Finn Allen, a man from Auckland who grew up in a place where the first sporting question anyone asks is not if you watch cricket but if you watch the rugby, walks onto a World Cup semi-final pitch and hits the fastest century in the tournament’s history. Thirty-three balls. South Africa, one of the most intimidating bowling attacks on the planet, was reduced to spectators at their own elimination.
This is what New Zealand does. With 100,000 people, a cricket season that runs shy of even six months and then politely steps aside for the All Blacks, and a selection pool so small that your national opener probably knows your national spinner’s mother, they arrive at World Cup finals. They just show up, these 11 men from the end of the Earth, calm and slightly dangerous, like they never read the chapter on being underdogs.
Which is, I suppose, why I keep thinking about dad.
Oscar Wilde once observed that all women become their mothers. That, he said, is their tragedy. No man does. That, he said, is his.

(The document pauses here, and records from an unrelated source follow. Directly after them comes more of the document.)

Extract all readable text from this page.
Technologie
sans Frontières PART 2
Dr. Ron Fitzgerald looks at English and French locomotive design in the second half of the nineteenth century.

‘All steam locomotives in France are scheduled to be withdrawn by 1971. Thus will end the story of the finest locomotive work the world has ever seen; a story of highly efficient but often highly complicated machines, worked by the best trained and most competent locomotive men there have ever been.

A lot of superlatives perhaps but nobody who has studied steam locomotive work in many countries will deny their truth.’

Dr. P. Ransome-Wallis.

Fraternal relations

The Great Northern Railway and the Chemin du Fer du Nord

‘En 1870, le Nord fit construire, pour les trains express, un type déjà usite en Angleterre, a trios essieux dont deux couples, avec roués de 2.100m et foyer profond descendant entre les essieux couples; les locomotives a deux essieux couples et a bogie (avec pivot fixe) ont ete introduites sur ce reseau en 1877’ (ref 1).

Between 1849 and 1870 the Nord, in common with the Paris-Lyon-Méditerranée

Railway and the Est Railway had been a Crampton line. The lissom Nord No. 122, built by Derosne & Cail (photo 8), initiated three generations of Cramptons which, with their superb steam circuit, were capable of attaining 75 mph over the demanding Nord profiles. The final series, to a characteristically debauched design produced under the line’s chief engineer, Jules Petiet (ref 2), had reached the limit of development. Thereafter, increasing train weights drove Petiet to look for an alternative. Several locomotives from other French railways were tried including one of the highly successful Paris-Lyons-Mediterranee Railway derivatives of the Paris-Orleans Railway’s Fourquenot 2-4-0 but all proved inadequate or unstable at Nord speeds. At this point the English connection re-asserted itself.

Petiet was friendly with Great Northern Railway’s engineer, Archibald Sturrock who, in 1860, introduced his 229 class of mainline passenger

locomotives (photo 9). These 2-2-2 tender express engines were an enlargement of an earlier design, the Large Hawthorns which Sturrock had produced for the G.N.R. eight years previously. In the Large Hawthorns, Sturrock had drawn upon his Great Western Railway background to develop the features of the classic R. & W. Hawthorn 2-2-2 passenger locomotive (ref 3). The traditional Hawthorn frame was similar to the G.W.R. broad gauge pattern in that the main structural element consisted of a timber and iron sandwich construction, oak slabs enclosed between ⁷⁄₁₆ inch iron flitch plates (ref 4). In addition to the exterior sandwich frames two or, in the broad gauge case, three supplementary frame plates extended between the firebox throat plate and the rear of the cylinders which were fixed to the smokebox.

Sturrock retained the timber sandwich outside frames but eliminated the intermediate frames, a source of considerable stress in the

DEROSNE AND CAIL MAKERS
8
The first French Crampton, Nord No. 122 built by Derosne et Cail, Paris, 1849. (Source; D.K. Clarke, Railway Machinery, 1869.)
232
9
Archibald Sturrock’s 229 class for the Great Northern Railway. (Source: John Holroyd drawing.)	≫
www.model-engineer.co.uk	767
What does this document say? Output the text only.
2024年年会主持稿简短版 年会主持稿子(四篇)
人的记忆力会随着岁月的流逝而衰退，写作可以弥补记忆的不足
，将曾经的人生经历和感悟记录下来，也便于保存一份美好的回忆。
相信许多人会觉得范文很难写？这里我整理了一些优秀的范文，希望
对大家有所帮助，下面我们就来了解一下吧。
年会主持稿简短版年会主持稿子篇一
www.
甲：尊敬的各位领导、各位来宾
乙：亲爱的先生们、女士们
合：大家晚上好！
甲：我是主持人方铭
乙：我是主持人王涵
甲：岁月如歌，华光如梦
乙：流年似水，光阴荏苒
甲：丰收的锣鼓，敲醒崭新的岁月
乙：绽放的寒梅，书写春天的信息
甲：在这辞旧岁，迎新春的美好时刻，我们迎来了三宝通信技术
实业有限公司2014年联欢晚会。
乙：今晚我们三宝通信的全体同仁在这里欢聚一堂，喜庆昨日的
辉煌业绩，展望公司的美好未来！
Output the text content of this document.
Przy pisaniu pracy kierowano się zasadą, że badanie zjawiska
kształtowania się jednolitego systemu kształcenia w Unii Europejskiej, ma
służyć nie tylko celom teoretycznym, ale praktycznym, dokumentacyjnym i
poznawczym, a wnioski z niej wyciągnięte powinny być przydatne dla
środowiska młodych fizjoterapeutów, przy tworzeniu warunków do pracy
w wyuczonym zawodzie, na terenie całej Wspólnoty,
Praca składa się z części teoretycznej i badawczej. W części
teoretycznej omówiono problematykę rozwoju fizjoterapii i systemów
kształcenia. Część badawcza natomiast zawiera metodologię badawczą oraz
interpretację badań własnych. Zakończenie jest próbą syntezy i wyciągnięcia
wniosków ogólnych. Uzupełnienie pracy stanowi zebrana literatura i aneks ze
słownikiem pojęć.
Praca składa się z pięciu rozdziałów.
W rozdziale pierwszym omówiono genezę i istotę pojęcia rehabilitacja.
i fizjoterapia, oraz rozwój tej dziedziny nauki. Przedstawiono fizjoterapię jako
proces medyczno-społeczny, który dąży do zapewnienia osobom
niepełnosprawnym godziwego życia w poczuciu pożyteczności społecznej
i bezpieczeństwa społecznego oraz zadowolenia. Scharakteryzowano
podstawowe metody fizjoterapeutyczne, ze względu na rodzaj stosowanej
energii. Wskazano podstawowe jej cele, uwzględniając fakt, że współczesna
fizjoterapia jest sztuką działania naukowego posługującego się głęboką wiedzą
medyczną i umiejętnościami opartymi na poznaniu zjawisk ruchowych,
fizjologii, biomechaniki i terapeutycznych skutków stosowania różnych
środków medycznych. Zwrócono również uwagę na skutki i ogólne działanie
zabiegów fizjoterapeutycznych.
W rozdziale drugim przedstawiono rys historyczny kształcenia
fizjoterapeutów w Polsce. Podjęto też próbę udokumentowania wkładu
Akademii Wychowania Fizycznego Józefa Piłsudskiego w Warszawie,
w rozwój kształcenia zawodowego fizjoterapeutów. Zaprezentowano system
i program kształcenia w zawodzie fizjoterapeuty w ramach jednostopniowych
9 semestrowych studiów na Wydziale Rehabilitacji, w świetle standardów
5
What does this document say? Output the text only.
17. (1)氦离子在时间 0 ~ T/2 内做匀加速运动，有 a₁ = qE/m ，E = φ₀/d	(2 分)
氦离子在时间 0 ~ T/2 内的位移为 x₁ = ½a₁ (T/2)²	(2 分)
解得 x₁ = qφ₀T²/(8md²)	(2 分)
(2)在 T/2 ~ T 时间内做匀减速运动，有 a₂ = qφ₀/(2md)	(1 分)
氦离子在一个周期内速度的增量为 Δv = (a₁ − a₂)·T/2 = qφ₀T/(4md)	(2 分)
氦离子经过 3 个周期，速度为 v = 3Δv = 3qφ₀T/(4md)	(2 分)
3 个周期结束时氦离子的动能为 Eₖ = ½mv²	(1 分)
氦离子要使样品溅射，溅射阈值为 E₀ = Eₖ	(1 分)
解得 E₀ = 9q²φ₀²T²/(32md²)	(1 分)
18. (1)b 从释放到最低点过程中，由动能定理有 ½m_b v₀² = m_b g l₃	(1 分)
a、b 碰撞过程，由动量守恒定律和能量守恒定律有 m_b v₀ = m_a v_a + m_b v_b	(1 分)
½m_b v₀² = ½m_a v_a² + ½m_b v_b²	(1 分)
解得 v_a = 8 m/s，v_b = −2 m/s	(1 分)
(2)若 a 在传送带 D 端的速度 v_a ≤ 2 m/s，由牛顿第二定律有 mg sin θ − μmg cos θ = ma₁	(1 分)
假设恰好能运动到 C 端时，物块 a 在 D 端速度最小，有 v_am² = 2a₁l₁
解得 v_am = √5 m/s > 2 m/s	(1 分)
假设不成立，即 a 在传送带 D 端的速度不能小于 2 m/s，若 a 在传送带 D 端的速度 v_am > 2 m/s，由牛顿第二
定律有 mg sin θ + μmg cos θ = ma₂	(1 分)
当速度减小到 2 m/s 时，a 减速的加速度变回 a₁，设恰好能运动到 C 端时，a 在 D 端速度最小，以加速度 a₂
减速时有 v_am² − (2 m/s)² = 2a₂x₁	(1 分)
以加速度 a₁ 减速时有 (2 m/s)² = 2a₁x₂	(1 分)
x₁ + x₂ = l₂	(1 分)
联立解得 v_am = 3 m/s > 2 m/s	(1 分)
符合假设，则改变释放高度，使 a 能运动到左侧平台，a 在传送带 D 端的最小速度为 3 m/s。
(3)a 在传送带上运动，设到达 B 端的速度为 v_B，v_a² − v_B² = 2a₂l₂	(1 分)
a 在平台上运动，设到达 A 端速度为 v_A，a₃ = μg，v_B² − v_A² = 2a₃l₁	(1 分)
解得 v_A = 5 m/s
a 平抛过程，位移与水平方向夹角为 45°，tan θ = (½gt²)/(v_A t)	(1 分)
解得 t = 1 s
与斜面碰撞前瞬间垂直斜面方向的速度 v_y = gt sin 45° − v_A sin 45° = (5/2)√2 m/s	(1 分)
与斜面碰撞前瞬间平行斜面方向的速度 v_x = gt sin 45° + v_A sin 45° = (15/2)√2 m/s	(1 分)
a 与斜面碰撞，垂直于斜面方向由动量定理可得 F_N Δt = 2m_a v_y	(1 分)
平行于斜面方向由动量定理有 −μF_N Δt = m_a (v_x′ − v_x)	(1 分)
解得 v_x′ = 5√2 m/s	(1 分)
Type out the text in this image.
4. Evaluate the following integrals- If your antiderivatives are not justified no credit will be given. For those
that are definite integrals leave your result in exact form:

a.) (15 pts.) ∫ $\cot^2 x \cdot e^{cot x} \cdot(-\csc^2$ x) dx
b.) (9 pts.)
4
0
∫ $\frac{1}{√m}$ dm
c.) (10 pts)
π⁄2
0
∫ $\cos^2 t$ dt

Wilde, I think, never spent a week in a hospital waiting room watching his father explain physiotherapy to a physiotherapist. The stubbornness, it turns out, does not skip generations. It simply waits, quietly, for the right moment to announce itself, and then walks out to bat like it owns the crease.
Finn Allen would understand. So would Kane Williamson. So would every one of those 11 men who will walk out in Ahmedabad on Sunday and face a stadium that could seat the entirety of New Zealand’s active cricket-playing population and still have 32,000 empty seats looking for someone to fill them, in a country where 836 million people have an emotional stake in the outcome, and think: yes, we’ll have a go.
The trophy is one conversation. The real one, the one worth having over something strong and unhurried, is this: that New Zealand belonging in this final, completely and without apology, against the most expensively assembled, most obsessively supported, most infrastructurally dominant cricket nation on the planet, is not a sporting achievement. It is a personality type. A specific, slightly maddening, quietly magnificent refusal to accept the terms that logic would set.
My father would understand it immediately. He’d probably have notes on their batting order. But he’d understand it.